Pesawat Boeing 737 Sriwijaya Air di Bandara Internasional SAMS Balikpapan.

Direktorat Kelaikudaran dan Pengoperasian Pesawat Udara (DKPPU) menemukan adanya crack atau retakan pada satu Boeing 737NG Garuda Indonesia dan dua 737NG yang dioperasikan Sriwijaya Air. Demikian disampaikan oleh Direktur DKPPU, Avirianto, setelah melakukan inspeksi khusus atas pesawat 737NG yang beroperasi di Indonesia.

Kata Avirianto,  berdasarkan hasil pemeriksaan yang telah dilakukan oleh DKPPU per tanggal 10 Oktober 2019, terdapat crack pada salah satu dari 3 pesawat B737NG milik Garuda Indonesia yang berumur melebihi 30.000 Flight Cycle Number (FCN). DKPPU juga menemukan  crack pada dua B737NG Sriwijaya Air dari 5 pesawat yang berumur lebih dari 30.000 FCN. Sementara itu, DKPPU tidak menemukan adanya retakan pada 737NG yang dioperasikan oleh  Batik Air dan Lion Air karena keduanya tidak memiliki pesawat yang berumur melebihi 30.000 FCN.

Inspeksi khusus yang dilakukan oleh DKPPU merupakan tindak lanjut dari FAA Airworthiness Directives (AD) Nomor 2019-20-02 terhadap pesawat Boeing B737NG perihal Unsafe Condition.  AD dari FAA ini dikeluarkan setelah FAA menemukan adanya retakan pada  frame fitting outboard chords and failsafe straps adjacent to the stringer S-18A straps. Retakan ini diprediksi dapat  mengakibatkan kegagalan Principal Structural Element (PSE) pada pesawat saat penerbangan berlangsung.

Menindaklanjuti Airworthiness Directives yang dikeluarkan FAA, DKPPU melakukan inspeksi terhadap seluruh B737NG yang beroperasi di Indonesia.

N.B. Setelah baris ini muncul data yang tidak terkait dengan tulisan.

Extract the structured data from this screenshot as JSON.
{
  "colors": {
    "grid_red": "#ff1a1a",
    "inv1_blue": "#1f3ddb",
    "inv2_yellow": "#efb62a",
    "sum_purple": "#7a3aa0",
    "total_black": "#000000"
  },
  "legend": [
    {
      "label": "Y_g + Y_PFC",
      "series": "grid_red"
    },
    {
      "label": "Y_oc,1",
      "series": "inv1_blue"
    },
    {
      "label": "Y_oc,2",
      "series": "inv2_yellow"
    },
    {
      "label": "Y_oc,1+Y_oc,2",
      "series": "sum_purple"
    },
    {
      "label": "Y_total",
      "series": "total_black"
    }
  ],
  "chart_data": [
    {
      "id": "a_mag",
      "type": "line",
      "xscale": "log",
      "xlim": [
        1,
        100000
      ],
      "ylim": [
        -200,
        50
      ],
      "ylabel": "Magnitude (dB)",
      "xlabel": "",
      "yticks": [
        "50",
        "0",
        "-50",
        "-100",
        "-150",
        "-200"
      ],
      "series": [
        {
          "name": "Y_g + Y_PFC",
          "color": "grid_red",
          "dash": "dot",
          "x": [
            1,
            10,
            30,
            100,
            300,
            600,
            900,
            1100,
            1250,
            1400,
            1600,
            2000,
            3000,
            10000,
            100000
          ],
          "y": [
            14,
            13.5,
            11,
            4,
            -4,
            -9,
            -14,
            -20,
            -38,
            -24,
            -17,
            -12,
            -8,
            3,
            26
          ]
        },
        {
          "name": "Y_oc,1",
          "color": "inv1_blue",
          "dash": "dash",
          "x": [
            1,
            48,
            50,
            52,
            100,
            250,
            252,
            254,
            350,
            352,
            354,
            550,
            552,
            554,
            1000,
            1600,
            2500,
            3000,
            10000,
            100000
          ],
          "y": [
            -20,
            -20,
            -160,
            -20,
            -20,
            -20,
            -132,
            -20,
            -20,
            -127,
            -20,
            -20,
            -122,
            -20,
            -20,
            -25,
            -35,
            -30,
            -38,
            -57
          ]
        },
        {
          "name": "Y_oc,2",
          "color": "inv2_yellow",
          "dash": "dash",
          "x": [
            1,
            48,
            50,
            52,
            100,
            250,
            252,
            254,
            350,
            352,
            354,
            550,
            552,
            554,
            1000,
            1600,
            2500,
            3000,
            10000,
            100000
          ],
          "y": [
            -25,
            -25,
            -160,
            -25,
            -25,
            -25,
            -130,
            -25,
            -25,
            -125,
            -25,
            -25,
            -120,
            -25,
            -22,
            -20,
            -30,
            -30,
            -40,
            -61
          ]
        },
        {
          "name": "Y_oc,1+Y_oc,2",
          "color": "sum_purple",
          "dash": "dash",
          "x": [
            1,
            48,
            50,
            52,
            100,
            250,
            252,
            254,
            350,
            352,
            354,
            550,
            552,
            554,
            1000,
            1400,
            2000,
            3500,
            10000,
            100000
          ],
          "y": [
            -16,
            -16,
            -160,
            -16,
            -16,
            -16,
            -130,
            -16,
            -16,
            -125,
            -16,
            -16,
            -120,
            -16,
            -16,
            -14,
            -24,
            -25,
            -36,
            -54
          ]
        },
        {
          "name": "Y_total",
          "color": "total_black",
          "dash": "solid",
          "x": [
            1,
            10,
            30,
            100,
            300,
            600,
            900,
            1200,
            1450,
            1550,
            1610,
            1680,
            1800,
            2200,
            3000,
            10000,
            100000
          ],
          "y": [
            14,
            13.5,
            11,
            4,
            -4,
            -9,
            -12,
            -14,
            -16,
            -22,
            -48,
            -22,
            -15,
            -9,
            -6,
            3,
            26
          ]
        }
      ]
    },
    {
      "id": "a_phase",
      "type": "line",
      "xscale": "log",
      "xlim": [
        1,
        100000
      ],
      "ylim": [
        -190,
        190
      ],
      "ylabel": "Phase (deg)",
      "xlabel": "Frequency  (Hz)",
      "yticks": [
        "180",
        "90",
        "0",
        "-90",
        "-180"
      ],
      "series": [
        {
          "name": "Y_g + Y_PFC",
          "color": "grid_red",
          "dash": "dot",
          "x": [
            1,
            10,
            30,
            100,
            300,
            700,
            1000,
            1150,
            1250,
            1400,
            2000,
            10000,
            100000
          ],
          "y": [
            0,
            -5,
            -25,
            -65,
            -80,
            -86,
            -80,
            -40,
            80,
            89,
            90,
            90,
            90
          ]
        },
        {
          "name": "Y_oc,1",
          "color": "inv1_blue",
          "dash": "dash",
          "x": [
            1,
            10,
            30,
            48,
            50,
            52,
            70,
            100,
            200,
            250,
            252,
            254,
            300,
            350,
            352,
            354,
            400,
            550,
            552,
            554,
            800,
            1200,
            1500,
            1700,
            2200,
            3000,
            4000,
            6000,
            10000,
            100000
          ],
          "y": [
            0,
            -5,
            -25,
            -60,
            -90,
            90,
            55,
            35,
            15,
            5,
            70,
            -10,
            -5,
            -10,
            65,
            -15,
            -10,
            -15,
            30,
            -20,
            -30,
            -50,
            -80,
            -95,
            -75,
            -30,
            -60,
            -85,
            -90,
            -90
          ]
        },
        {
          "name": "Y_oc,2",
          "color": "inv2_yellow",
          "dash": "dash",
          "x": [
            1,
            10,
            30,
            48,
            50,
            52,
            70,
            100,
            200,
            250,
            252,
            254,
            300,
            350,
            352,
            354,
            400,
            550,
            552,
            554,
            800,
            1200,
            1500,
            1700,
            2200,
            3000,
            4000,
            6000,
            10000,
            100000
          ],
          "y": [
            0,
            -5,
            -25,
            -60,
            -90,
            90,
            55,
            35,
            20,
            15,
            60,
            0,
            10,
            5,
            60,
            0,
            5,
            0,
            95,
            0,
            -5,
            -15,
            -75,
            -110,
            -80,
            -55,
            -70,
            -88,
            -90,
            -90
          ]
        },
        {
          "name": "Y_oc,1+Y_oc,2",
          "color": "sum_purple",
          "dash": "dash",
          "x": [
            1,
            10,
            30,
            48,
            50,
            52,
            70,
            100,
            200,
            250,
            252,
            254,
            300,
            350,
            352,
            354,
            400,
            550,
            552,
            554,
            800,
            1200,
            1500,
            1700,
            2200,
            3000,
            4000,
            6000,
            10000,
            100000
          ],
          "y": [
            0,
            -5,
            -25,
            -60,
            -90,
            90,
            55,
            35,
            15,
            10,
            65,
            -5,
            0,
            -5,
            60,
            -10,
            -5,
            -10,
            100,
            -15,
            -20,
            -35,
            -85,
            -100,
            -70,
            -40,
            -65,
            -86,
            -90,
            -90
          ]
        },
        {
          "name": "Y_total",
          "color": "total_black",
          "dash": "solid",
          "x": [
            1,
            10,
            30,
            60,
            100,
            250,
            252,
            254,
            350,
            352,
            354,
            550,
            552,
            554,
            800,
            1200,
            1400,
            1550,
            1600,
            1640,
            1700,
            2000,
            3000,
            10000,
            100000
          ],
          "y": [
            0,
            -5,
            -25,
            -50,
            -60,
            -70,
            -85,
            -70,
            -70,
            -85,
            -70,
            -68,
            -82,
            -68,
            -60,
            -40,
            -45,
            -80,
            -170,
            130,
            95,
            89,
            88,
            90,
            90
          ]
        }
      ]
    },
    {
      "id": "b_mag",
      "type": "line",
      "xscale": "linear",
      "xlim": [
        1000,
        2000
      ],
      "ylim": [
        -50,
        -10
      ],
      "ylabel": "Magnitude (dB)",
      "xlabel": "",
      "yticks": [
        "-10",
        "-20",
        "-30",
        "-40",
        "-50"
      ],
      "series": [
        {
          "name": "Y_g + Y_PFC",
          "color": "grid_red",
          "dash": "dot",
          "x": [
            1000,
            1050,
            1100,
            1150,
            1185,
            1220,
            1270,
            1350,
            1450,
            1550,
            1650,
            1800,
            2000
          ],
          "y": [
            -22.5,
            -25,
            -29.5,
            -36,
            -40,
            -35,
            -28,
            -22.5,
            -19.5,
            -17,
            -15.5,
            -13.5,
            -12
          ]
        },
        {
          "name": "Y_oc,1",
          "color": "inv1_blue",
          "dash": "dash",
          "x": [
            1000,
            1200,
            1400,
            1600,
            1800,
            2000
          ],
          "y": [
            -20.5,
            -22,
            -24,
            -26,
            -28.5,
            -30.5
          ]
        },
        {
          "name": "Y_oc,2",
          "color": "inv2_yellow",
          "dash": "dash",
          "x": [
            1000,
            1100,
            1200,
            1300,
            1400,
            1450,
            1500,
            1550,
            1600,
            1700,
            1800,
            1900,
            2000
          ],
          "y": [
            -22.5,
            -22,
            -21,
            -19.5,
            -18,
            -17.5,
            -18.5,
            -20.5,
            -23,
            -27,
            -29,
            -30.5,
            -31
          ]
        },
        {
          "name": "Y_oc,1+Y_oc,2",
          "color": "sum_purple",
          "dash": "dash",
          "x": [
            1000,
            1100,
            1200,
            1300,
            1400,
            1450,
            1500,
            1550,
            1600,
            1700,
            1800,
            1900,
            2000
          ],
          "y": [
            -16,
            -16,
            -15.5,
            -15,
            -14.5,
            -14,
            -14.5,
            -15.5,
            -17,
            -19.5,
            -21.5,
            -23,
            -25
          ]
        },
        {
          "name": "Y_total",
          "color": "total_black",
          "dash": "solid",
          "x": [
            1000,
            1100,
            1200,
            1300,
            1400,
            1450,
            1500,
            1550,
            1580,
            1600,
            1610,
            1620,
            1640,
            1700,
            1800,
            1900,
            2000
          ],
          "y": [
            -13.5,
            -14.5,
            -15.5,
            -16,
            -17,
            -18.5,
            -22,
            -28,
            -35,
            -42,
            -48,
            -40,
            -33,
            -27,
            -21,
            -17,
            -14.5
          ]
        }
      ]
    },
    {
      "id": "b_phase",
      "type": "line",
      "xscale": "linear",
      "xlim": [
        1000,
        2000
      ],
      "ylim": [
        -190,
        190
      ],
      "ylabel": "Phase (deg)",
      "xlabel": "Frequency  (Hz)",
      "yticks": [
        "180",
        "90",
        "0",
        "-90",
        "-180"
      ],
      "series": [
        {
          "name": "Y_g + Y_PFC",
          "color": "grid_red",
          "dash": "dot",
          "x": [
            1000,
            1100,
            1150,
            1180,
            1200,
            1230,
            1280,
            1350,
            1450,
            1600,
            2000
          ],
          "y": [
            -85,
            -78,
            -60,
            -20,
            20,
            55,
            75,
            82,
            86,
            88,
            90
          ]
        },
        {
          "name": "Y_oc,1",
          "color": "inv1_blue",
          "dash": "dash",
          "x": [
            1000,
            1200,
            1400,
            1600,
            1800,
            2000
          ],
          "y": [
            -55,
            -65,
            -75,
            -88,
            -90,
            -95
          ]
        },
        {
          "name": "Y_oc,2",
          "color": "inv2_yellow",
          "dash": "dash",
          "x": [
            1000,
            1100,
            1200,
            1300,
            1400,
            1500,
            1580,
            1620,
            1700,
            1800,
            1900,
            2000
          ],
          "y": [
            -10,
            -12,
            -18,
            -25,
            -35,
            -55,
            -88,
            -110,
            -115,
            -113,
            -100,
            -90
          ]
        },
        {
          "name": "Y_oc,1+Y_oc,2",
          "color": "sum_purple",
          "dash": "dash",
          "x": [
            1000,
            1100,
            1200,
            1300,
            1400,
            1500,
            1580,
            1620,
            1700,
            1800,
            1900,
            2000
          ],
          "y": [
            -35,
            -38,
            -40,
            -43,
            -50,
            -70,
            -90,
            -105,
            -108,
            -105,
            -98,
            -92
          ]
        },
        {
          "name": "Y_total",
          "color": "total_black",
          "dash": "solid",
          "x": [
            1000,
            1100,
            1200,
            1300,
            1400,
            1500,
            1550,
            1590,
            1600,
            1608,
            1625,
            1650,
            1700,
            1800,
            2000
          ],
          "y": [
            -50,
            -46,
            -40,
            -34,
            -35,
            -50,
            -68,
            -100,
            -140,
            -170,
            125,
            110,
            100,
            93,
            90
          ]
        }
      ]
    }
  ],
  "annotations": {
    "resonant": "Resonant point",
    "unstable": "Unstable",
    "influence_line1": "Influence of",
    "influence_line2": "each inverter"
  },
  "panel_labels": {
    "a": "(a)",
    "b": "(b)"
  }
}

Inspeksi yang dilakukan DKPPU dilakukan terhadap seluruh  B737NG dengan umur akumulasi lebih dari 30.000 FCN, B737NG dengan umur akumulasi lebih dari 22.600 FCN, dan lanjutnya DKPPU akan melakukan inspensi terhadap pesawat jenis ini setiap 3.500 FCN secara berkala.

“Saat ini maskapai yang mengoperasikan pesawat B737NG adalah Garuda Indonesia sebanyak 73 pesawat, Lion Air sebanyak 102 pesawat, Batik Air sebanyak 14 pesawat, dan Sriwijaya Air sebanyak 24 pesawat, kata Avirianto.

Berdasar hasil inspeksi tanggal 10 Oktober 2019, DKPPU memerintahkan kepada operator untuk menghentikan operasional pesawat yang terindikasi mengalami retakan.  Saat ini operasional pesawat telah diberhentikan dan menunggu rekomendasi lebih lanjut dari Boeing sebagai produsen pesawat itu.